BD2Decide has developed a solution to these as-yet unmet needs of physicians: a validated integrated clinical decision support system (CDSS). “This framework links together population-specific epidemiology, behavioural and environmental data, patient-specific multiscale data from genomics, pathology, and clinical and imaging data with available multiscale prognostic models and graphical visualisation tools,” outlines Poli. Research efforts by BD2Decide have resulted in various innovations. The researchers have introduced radiomics and combined genomics into the diagnostic and treatment decision process and into prognostic models. Considering all the multiscale factors involved in HNC progression and population data, the project has integrated and recalibrated different models. Image analysis from computer tomography, CT, and magnetic resonance imaging, MRI, has resulted in radiomic feature extractor tools. These can be utilised for combined radio-genomic prognostic modelling and the discovery of new personalised prognostic signatures. For all this new wealth of information, the project harnessed Big Data techniques to explore cloud computing and analysis techniques to uncover unexpected prognostic indicators. Set-up of Big Data and cloud infrastructure to collect and homogenise data was done in compliance with state-of-the-art standards.

Patient input vital

For patient management, the introduction of new collaborative concepts applied to decision-making through data sharing, prognostic modelling and data investigation was a major innovation with a resulting interactive patients’ co-decision aid. For clinical use, BD2Decide partners have implemented a ‘transparent’ data presentation and personalised prognostic modelling output. In addition to the CDSS tool, the team also developed a knowledge management system. BD2Decide has made significant progress beyond the state of the art by developing new accurate methods for HPV determination in oropharyngeal cancer. Identification and validation of a new genomic signature for oral cavity cancer may result in a patent.

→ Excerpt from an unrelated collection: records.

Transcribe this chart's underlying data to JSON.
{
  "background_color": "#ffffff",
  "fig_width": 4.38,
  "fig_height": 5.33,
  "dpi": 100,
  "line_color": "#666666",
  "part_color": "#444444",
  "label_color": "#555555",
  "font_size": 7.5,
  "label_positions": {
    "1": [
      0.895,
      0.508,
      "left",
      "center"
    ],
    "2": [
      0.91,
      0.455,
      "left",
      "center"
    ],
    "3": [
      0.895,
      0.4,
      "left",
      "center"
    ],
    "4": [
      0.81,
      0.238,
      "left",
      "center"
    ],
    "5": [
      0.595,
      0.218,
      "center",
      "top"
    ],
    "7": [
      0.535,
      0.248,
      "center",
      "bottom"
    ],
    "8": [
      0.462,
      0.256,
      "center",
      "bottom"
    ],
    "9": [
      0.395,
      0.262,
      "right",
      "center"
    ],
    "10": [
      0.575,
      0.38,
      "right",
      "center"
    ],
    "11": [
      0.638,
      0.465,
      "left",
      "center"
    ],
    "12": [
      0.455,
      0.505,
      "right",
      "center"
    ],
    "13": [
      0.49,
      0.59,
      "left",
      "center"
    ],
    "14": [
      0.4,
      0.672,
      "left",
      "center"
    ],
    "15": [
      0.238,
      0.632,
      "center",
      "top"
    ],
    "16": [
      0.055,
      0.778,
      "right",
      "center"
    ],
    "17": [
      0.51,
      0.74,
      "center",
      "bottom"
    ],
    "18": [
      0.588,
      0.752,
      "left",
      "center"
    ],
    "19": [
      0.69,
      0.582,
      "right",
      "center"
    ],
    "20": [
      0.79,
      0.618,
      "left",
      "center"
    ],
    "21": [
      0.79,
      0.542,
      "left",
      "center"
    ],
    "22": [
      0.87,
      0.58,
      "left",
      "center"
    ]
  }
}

Future direction on the research map

“Through more accurate and personalised prognosis prediction and treatment decisions, consistent with up-to-date clinical knowledge and patients’ preferences, BD2Decide is expected to contribute to reducing healthcare and social costs of HNCs,” concludes Poli. Moreover, care delivery will be optimised and unnecessary actions avoided. With the future of HNC research firmly fixed in their sights, BD2Decide clinical partners are negotiating with existing EU research infrastructures – the Italian node of the ELIXIR network. The aim is to systematically deposit the BD2Decide data set in a permanent repository, to share it with the scientific community and to foster further HNC research, along the lines of the EU’s European Open Science Cloud principles. Branching into the academic and training realm, the University of Parma is planning to add a course on digitalisation in health and Big Data analytics in clinical settings, the content of which is rooted in BD2Decide experience and results.